Re: OOM when fetching all versions of single row

2014-11-03 Thread Michael Segel
St.Ack, 

I  think you're side stepping the issue concerning schema design. 

Since HBase isn't my core focus, I also have to ask since when has heap sizes 
over 16GB been the norm? 
(Really 8GB seems to be quite a large heap size... ) 


On Oct 31, 2014, at 11:15 AM, Stack st...@duboce.net wrote:

 On Thu, Oct 30, 2014 at 8:20 AM, Andrejs Dubovskis dubis...@gmail.com
 wrote:
 
 Hi!
 
 We have a bunch of rows on HBase which store varying sizes of data
 (1-50MB). We use HBase versioning and keep up to 1 column
 versions. Typically each column has only few versions. But in rare
 cases it may has thousands versions.
 
 The Mapreduce alghoritm uses full scan and our algorithm requires all
 versions to produce the result. So, we call scan.setMaxVersions().
 
 In worst case Region Server returns one row only, but huge one. The
 size is unpredictable and can not be controlled, because using
 parameters we can control row count only. And the MR task can throws
 OOME even if it has 50Gb heap.
 
 Is it possible to handle this situation? For example, RS should not
 send the raw to client, if the last has no memory to handle the row.
 In this case client can handle error and fetch each row's version in a
 separate get request.
 
 
 See HBASE-11544 [Ergonomics] hbase.client.scanner.caching is dogged and
 will try to return batch even if it means OOME.
 St.Ack



smime.p7s
Description: S/MIME cryptographic signature


Re: OOM when fetching all versions of single row

2014-11-03 Thread Bryan Beaudreault
There are many blog posts and articles about people turning for  16GB
heaps since java7 and the G1 collector became mainstream.  We run with 25GB
heap ourselves with very short GC pauses using a mostly untuned G1
collector.  Just one example is the excellent blog post by Intel,
https://software.intel.com/en-us/blogs/2014/06/18/part-1-tuning-java-garbage-collection-for-hbase

That said, two things:

1) St.Ack's reply is very relevant, because as HBase matures it needs to
make it harder for new people to shoot themselves in the foot.  I'd love to
see more tickets like HBASE-11544. This is something we run into often,
with 10s of developers writing queries against a few shared clusters.

2) Since none of these enhancements are available yet, I recommend
rethinking your schema if possible.You could change the cardinality
such that you end up with more rows with less versions each, instead of
these fat rows.  While not exactly the same, you might be able to use TTL
or your own purge job to keep the number of rows limited.

On Mon, Nov 3, 2014 at 2:02 PM, Michael Segel mse...@segel.com wrote:

 St.Ack,

 I  think you're side stepping the issue concerning schema design.
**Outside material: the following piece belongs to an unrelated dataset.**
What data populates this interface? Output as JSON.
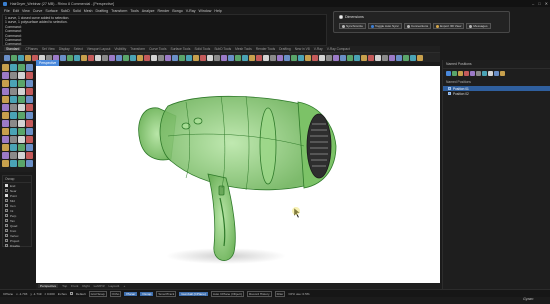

 Since HBase isn't my core focus, I also have to ask since when has heap
 sizes over 16GB been the norm?
 (Really 8GB seems to be quite a large heap size... )


 On Oct 31, 2014, at 11:15 AM, Stack st...@duboce.net wrote:

 On Thu, Oct 30, 2014 at 8:20 AM, Andrejs Dubovskis dubis...@gmail.com
 wrote:

 Hi!

 We have a bunch of rows on HBase which store varying sizes of data
 (1-50MB). We use HBase versioning and keep up to 1 column
 versions. Typically each column has only few versions. But in rare
 cases it may has thousands versions.

 The Mapreduce alghoritm uses full scan and our algorithm requires all
 versions to produce the result. So, we call scan.setMaxVersions().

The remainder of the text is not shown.